BofA Securities Europe SA, which is authorised as an investment
firm by the Autorité de Contrôle Prudentiel et de Résolution
("ACPR"), is regulated by the ACPR and the Autorité des Marchés
Financiers, and is not a credit institution, and Goldman Sachs
International which is authorised by the Prudential Regulation
Authority (the "PRA") and regulated by the Financial Conduct
Authority (the "FCA") and the PRA in the United Kingdom and
Goodbody Stockbrokers UC which is authorised and regulated in
Ireland by the Central Bank of Ireland and in the United Kingdom is
subject to regulation by the FCA (together the "Joint
Bookrunners"), and N.M. Rothschild & Sons Limited (the
"Adviser") which is authorised and regulated by the FCA in the
United Kingdom, are acting on behalf of the Minister for Finance
and no one else in connection with any offering of the Placing
Shares and will not be responsible to any other person for
providing the protections afforded to any of their respective
clients or for providing advice to any other person in relation to
any offering of the Placing Shares. None of the Joint Bookrunners
nor the Adviser will regard any other person as its client in
relation to the offering of the Placing Shares. No representation
or warranty, express or implied, is or will be made as to, or in
relation to, and no responsibility or liability is or will be
accepted by any of the Joint Bookrunners, the Adviser or by any of
their respective affiliates or agents as to or in relation to, the
accuracy, completeness or sufficiency of this announcement or any
other written or oral information made available to or publicly
available to any interested party or its advisers in connection
with the Minister for Finance, the Company, the Placing Shares, the
Placing or any of the arrangements described herein, and any
liability therefor is expressly disclaimed.

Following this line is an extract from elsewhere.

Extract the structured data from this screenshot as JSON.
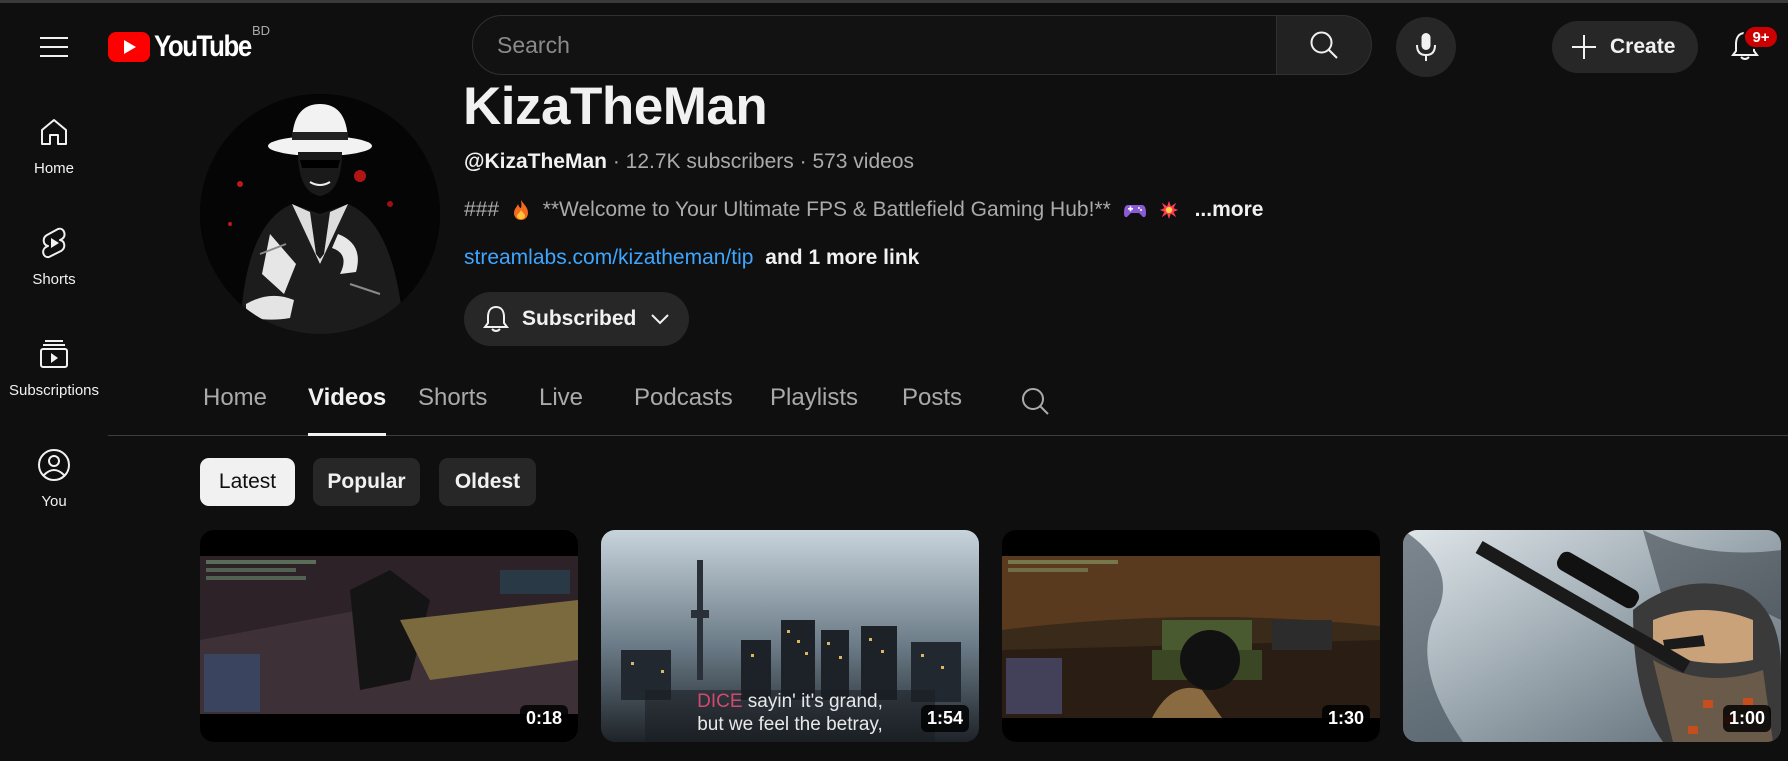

No Placing Shares will be available to any investor whose
purchase of such Placing Shares, whether on its own account or as a
fiduciary or agent for one or more investor accounts, would require
regulatory consent in any jurisdiction (including, without
limitation, under the UK Financial Services and Markets Act 2000 or
the United States Bank Holding Company Act of 1956).